The new version of the Infection Protection Act, which the Bundestag passed last week with the votes of the traffic light coalition and which is to apply from October 1, now provides for Covid-19 to be added to this list. This could have consequences for students. Because it means that they would have to test themselves both in the event of an infection and in the event of a suspicion. According to the Federal Ministry of Health, if you suspect corona, a negative self-test is necessary in order to be able to participate in class again. After an infection, a “confirmed negative test” is required, which daycare children and schoolchildren could take, for example, at a test center or “under supervision” at school.

This proposed change raises several questions. First of all: What is a suspicion - and who defines it? Does every little cold lead to expulsion from school from October, as is suspected in the state government of Schleswig-Holstein? In addition, what exactly does "under supervision" mean in the case of a possible free test at school? By the teachers? Would they even be qualified to do so under the law? In Schleswig-Holstein as well as in Bavaria, according to current planning, there are no plans for schools to offer tests. why? "A free test is not required to end the isolation," says the current Bavarian hygiene recommendations; "The school can therefore be visited again after 10 days at the latest." If the test is taken at the test center instead of at school, another question arises: Who pays if the test costs? The families themselves?

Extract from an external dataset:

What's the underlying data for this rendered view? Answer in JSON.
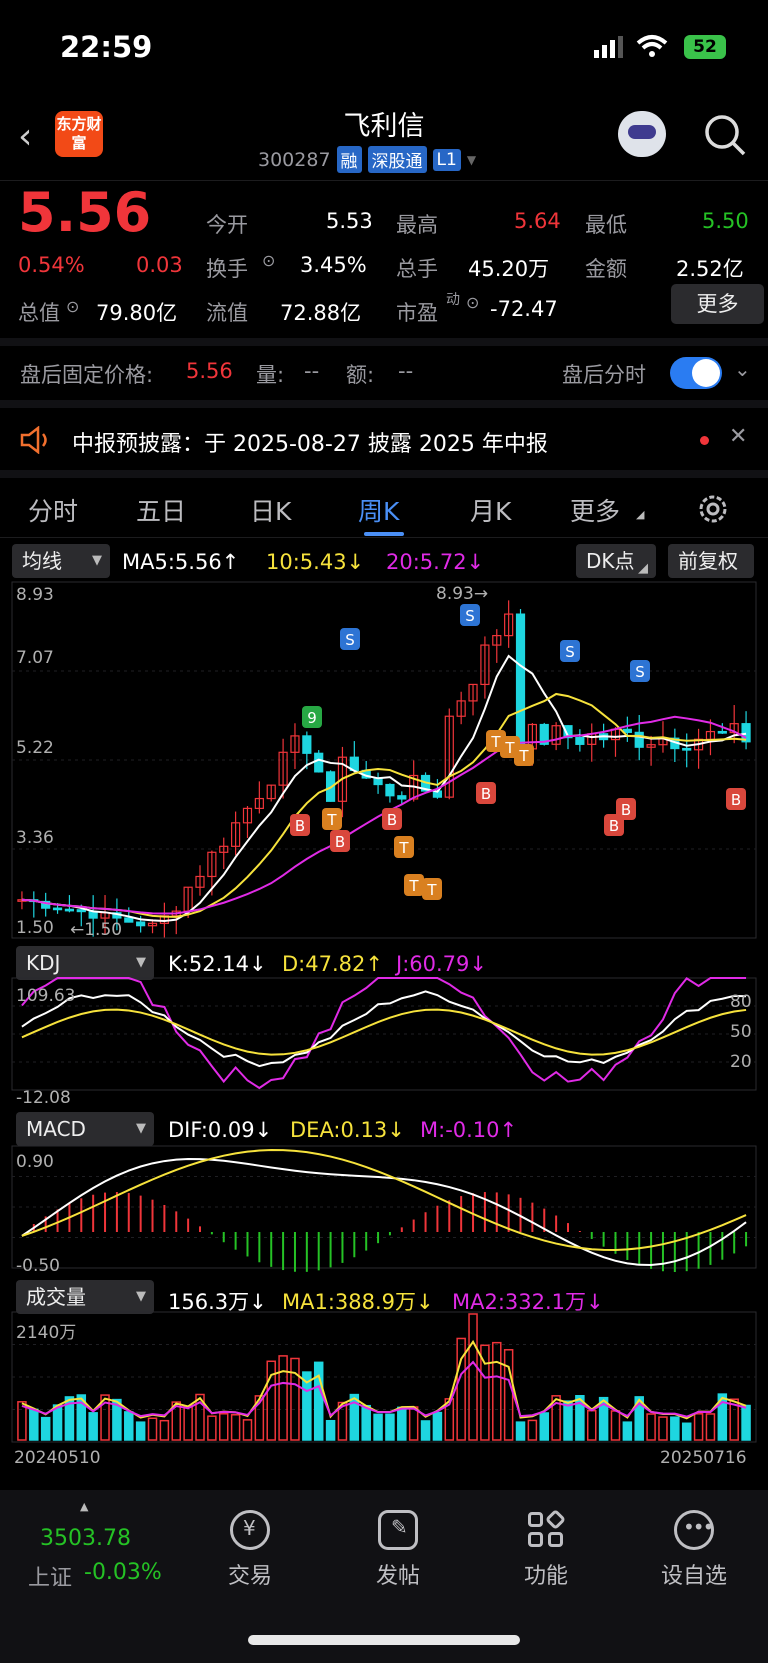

A compromise is possible. Bremen wants to use the scope of the law

Another question weighs even more heavily than the practical problems: Is it justified to once again impose stricter corona rules on schoolchildren than on the rest of the population - after two and a half years of a pandemic, in which, according to many experts, children and young people were expected to do a lot, possibly too much became? After all, people who return to work after a corona infection do not have to take a free test.

If you ask around the ministries of education, the health ministry's draft law is met with unanimous rejection - even in countries where the SPD or the Greens head the ministry. There is talk behind closed doors of a law that will "depopulate" the schools. However, it is completely open whether this rejection will also make itself felt in the vote in the Bundesrat on Friday - after all, it is the heads of government who vote there and not the ministers of education. So far, only Schleswig-Holstein and Thuringia have openly threatened to withhold their approval of the law. In the case of Thuringia, however, the reason for the resistance is not the school, but the facility-related compulsory vaccination in the healthcare system.

It is conceivable that the opponents of the Infection Protection Act in its current form will agree to a compromise: They wave the draft through, but insist on a note in the protocol that promises a change in the disputed passages. If that doesn't work either, the federal states at least have one more option: use the leeway that the wording of the law gives them. Bremen's mayor Andreas Bovenschulte (SPD) announced that he wanted to "interpret the unspecified suspected corona case narrowly" - so narrow that "this is only available if the corona test is positive".